Marcial Maciel : et en plus c'était un plagiaire…

Publié le par Vini Ganimara


Avec le fondateur des Légionnaires du Christ, nous ne sommes pas au bout de nos surprises. Et de notre dégoût. Un dégoût qui ne s’étend pas, je m’empresse de le dire, à ces centaines de prêtres de la Légion du Christ et à ces milliers de fidèles de Regnum Christi dévoués et sincères. C’est, humainement parlant, un paradoxe – voire un mystère, si le mot n’est pas trop fort – qu’un mauvais arbre donne de bons fruits. Mais, après tout, « le diable porte pierre » comme dit la sagesse populaire.

Je ne reviendrai pas ici sur les turpitudes abominables de Marcial Maciel, mais je vais aborder une information que vient de donner le site d’informations catholiques péruvien Aciprensa. Selon lui, les dirigeants de la Légion du Christ viennent de reconnaître qu’un ouvrage de spiritualité attribué à son fondateur n’est rien d’autre que le pur plagiat d’un auteur espagnol aujourd’hui très peu connu.
Pour les membres de la Légion, El Salterion de mis dias (le psautier de mes jours) était le livre de spiritualité que le P. Marcial Maciel aurait écrit dans cette période particulière appelée la «gran benedicion», la grande bénédiction, c’est-à-dire les années 1956-1959 au cours desquelles Marcial Maciel était l’objet d’une première enquête canonique romaine qui n’aboutit à rien.

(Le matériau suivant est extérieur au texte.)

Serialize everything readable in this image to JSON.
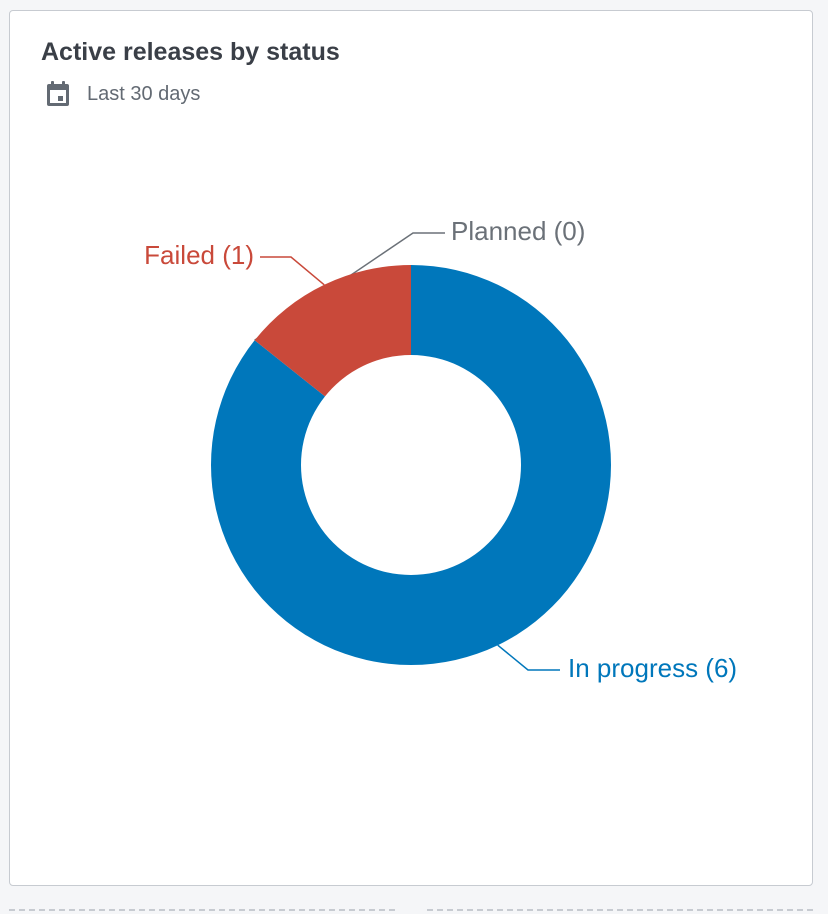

La Légion reconnaît aujourd’hui que ce texte très populaire, lu et médité par les membres, était « inspiré » d’un travail de seconde zone de Luis Lucia, un homme politique espagnol. Les spécialistes estiment que Lucia, qui a écrit plusieurs ouvrages de politique et de spiritualité, rédigea un ouvrage intitulé El Salterio de mis horas (le psautier de mes heures) dans les années 1930. Incarcéré sous le régime de Franco, Lucio fut libéré est 1941 et décéda à Valence (Valencia) en 1943. L’ouvrage de Lucia, complètement oublié, fut réédité à Valence en 1956 et c’est sans doute cette édition que le P. Maciel a lue quand il était en Espagne.
Le rapport interne de la Légion qui traite de cet « emprunt » ne va pas jusqu’à le décrire comme une “servile copie” de l’original. Toutefois, un membre espagnol de la Légion a confié à l’agence américaine Catholic News Agency, que le “travail” de Maciel était à 80 % une copie de l’original tant dans le contenu que dans le style.